Still, there was no ambiguity about the relationship between Marc Webb’s The Amazing Spider-Man and Sam Raimi’s Spider-Man 3. The film even replayed the title character’s origin story, to much derision from critics. This was a do-over. It was a restart. It was a new version of this character and this franchise, constructed entirely from scratch. As such, it gave the production team the opportunity to replay the hits by recycling old characters and plots.

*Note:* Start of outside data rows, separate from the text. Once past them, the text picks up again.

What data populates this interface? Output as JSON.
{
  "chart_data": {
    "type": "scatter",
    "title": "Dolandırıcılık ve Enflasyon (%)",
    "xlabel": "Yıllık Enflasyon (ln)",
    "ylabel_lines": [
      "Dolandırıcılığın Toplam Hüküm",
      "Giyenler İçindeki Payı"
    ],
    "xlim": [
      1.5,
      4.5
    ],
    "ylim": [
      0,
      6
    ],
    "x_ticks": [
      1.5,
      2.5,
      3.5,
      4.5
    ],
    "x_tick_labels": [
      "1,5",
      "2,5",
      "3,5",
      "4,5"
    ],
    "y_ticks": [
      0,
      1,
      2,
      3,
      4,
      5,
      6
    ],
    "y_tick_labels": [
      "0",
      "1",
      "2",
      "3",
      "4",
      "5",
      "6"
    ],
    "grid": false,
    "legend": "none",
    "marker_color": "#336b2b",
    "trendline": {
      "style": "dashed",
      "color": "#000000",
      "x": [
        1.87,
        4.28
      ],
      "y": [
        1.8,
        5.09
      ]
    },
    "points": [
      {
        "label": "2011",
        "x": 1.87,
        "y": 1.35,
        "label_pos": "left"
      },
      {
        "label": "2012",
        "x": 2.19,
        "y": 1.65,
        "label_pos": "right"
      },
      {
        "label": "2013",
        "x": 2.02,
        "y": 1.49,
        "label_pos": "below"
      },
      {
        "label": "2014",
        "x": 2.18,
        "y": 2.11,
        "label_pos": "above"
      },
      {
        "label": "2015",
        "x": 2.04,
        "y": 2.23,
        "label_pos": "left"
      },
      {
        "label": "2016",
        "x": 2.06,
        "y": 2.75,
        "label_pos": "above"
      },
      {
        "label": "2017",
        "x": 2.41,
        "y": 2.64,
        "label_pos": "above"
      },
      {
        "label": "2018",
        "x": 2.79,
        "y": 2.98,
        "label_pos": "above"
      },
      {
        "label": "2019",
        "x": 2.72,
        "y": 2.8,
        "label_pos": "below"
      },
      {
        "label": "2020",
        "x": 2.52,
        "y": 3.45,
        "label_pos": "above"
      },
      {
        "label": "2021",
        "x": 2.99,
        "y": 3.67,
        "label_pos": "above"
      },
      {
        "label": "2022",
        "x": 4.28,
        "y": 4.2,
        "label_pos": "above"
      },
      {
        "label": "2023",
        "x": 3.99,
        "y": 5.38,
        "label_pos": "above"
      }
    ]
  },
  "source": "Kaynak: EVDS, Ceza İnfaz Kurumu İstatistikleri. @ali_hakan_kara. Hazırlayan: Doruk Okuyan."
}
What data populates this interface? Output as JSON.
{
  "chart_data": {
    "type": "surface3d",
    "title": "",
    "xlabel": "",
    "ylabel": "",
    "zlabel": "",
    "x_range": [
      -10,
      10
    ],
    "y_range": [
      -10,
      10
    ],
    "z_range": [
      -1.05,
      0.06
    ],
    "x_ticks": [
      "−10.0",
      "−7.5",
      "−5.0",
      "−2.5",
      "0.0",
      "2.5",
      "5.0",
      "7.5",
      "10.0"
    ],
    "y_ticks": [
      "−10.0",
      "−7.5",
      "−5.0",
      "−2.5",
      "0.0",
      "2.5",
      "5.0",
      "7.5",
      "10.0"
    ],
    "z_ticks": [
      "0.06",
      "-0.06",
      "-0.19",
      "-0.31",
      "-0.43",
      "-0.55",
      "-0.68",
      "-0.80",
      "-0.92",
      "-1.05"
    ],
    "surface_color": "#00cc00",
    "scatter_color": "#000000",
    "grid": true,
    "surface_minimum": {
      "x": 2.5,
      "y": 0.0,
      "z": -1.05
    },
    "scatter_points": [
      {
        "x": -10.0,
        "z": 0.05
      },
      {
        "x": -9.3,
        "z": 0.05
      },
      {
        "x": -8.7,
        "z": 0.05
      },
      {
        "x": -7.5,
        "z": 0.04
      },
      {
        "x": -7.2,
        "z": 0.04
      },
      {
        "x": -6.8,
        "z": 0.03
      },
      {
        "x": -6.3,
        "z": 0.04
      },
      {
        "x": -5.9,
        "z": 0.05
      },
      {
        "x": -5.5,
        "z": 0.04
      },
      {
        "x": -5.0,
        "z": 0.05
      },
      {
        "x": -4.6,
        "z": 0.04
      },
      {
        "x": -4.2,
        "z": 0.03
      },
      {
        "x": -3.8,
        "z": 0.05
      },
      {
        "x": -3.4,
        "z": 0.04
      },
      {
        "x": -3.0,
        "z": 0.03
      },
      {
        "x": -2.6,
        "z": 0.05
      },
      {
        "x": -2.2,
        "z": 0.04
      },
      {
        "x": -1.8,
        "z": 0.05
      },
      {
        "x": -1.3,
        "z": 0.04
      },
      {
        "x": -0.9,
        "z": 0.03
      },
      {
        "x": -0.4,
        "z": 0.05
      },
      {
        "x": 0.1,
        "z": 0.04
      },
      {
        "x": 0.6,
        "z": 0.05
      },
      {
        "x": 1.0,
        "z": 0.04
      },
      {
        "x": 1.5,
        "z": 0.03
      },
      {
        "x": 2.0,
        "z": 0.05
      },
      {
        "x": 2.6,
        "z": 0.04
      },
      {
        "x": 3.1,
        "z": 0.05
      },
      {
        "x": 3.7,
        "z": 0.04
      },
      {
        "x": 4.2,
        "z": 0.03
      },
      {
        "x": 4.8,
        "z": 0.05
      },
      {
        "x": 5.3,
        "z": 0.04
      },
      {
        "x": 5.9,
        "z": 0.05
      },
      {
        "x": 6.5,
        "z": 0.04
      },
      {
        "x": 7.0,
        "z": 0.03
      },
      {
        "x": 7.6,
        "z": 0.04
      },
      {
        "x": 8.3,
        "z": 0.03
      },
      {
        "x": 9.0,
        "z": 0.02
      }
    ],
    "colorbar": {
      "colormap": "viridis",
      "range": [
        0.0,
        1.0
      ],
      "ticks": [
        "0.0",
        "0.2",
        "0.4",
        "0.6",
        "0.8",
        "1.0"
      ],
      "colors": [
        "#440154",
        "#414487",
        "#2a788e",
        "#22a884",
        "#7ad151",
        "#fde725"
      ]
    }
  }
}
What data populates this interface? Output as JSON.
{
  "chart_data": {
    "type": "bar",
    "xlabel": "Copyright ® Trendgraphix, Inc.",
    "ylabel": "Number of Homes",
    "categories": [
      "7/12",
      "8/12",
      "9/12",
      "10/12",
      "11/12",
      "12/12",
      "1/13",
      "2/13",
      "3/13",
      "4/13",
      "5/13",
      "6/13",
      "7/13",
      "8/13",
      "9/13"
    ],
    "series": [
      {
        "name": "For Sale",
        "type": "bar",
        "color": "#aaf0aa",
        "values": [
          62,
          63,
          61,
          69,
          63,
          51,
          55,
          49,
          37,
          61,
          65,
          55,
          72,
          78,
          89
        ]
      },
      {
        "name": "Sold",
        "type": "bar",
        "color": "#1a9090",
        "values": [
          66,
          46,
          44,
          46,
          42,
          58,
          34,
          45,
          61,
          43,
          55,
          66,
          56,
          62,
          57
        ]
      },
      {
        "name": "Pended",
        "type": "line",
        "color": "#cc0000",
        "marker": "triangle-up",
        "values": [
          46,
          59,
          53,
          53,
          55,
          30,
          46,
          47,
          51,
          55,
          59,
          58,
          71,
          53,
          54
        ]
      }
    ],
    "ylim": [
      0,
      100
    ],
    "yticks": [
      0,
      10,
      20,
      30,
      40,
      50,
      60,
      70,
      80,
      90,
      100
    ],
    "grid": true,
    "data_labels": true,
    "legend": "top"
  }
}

2012 Ten Years Ago, The Amazing Spider-Man Changed Movie Franchise Filmmaking

The Amazing Spider-Man was not a success on par with The Avengers or The Dark Knight Rises, but its critical and commercial performance reassured studios that audiences wouldn’t punish brazen reboots and remakes of beloved properties. Studios need not let profitable properties lie fallow. The franchise factory farm could keep churning out content, with no upper limit. A successful film could launch sequels and spin-offs, and then it could immediately restart when the talent grows tired.

The trend has only accelerated in the years since The Amazing Spider-Man. Less than four years after Christian Bale took off the cowl in The Dark Knight Rises, Ben Affleck would put it on in Batman v Superman: Dawn of Justice. Only two years after the commercial underperformance of The Amazing Spider-Man 2 seemed to close the book on Andrew Garfield’s web-slinging wonder, Tom Holland donned the spandex in Captain America: Civil War.

The timeline has become so compressed that sometimes one era isn’t even over before the next begins. Robert Pattinson headlined The Batman in 2022, with Ben Affleck and Michael Keaton also playing the Caped Crusader in The Flash. There is some speculation that the upcoming Avengers: Secret Wars might lead to an in-continuity soft reboot of the Marvel Cinematic Universe, effectively a restart built into the densest deluge of content in the studio’s history.

The Amazing Spider-Man is often overlooked in assessing the superhero blockbusters of 2012. It is certainly a weaker and less impressive film than either The Avengers or The Dark Knight Rises. However, for better or worse, it casts a long shadow. Its influence is still being felt today. Hollywood has spent a decade doing whatever a Spider-Man franchise can to keep churning out content.